Sampling from a probability distribution on GPU

I’m interested in doing something like

using Distributions: Categorical
using CUDA

p = cu([0.7,0.2,0.1])
idx = rand(Categorical(p))

Is there a way to sample from a vector of probability masses on the GPU? This kind of stuff comes up a fair amount in machine learning.

You mean, easy or convenient way? In native CUDA? If not, I guess that your job is not much difficult to implement.

I guess something that’s convenient? I don’t have much experience with sampling algorithms. But if something needs to be implemented, I could do it with the right guidance.

Is your intention to be able to call rand(Categorical(p)) from within a GPU kernel? Or does the code you posted just not work, and you want to know how to make it work?

This is not a particularly helpful answer; if it’s not difficult to implement, then maybe you could instead point to some resources that would help the OP?

This type of question comes up often.
Just a few days ago I saw and answered a very similar question on Slack.

I happen to have some CUDA.jl kernel code in a package of mine that I haven’t touched in a couple of years that could serve as a starting point. It is using a naive algorithm though.

using CUDA
using BinomialSynapses: indices!

function rand_categorical(p, n)
     v = repeat(p', n ÷ length(p) + 1, 1)
     idx = last(indices!(v))
     return idx[1:n]
end

p = cu([0.7,0.2,0.1]) # does not need to be normalized
samples = rand_categorical(p, 1000)

should give you a CuVector of length 1000 of categorical samples.

But since that function was written for a specific application (resampling particles) where the number of samples needed was equal to the length of p, and where there were a lot of different ps, this is not going to be competitive in performance if you have short p and need lots of samples.

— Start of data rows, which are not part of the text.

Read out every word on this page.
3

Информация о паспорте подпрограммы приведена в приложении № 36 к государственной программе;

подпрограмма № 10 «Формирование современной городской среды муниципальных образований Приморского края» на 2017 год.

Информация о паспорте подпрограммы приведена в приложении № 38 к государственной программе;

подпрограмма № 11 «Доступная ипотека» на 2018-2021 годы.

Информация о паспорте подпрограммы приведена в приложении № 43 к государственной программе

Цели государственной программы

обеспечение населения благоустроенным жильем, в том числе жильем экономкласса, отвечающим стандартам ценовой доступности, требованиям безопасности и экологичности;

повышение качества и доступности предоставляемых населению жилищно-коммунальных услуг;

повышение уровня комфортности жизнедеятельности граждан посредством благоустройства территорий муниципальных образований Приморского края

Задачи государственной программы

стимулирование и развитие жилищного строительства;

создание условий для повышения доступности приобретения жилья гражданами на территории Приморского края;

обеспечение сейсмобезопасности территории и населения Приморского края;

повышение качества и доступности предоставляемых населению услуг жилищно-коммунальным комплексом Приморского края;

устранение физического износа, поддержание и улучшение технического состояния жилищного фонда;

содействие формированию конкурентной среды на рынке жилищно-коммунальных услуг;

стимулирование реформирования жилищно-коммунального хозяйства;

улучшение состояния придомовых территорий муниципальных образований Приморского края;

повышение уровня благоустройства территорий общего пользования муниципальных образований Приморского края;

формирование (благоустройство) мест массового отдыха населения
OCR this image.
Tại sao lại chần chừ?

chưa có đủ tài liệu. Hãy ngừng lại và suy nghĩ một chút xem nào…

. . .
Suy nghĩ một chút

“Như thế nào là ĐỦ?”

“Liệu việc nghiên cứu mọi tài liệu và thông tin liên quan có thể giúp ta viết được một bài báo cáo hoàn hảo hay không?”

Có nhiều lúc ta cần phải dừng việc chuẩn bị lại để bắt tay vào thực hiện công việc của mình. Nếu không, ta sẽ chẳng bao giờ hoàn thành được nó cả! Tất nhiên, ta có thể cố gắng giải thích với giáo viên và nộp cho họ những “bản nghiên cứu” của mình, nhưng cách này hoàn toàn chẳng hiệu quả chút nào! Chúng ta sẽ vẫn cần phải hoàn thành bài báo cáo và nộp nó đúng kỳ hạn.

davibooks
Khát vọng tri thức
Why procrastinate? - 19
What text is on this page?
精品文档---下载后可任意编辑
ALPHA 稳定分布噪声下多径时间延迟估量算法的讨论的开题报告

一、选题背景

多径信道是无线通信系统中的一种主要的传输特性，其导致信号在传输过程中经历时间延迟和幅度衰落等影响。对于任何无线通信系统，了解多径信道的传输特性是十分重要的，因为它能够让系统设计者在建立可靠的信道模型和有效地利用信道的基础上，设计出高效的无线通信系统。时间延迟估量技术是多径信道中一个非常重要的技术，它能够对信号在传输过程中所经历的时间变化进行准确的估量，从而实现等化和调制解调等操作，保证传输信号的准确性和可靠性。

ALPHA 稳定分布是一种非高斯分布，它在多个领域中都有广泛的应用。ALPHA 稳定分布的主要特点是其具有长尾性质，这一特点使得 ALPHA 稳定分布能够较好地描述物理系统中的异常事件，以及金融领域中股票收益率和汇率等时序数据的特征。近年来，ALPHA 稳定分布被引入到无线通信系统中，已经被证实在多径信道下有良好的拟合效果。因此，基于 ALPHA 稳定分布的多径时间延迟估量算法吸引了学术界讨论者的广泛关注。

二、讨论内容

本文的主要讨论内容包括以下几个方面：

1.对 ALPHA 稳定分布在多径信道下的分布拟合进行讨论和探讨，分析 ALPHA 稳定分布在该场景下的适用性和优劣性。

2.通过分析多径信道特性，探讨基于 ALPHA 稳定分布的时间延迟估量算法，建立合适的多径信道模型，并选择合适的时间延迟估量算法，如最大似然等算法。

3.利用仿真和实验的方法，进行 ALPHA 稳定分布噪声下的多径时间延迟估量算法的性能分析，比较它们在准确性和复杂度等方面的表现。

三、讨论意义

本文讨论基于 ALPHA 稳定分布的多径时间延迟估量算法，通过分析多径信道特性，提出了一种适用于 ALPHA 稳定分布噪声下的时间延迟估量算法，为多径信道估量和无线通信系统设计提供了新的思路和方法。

You are (much) better off just copying your p to the CPU and calling rand there, and then copying the samples back to the GPU if needed.

An algorithm that is efficient for lots of repeated samples is probably going to use alias tables. See e.g. GitHub - ByteHamster/alias-table-gpu: Efficient construction of and sampling from alias tables on the GPU and the associated paper.

It would be nice to have a library for efficient/state-of-the-art sampling algorithms on GPUs using some portable approach like KernelAbstractions.jl?

1 Like

The latter. I don’t think Categorical works with CuArray.

Thanks that’s helpful.

My application is in Reinforcement Learning. I only need one sample from my distribution which is the action I will take in the next time step. In this situation, perhaps I’m better off just moving the array to CPU and calling rand there?

I looked around online and I guess it’s possible to implement sampling using the inverse transform method for reasonable distributions? I think CUDA already provides a cumsum for the CDF. So one might only need to implement a binary search on CuArray to use this method?

Yeah, unless you are running many agents in parallel you don’t need to sample on the GPU.

I was also wondering what’s the best solution to this.

Another possibility is the Gumbel trick, in which case one only needs a CUDA function that returns the index of the maximum entry in an array.

I wrote a blog on it several years ago, not sure if it still works. But should be a good starting point :wink:

https://tianjun.me/essays/Categorical_Sampling_on_GPU_with_Julia/

1 Like

Thanks. I see you use an alias table approach?

Unfortunately I am using the categorical sampling during training so parameters are changing quickly and maintaining an alias table seems like not the right approach because I won’t generate that many samples at fixed parameter values. But I could be wrong.

In that case, I’d prefer the Gumbel trick. The extra allocation is trivial.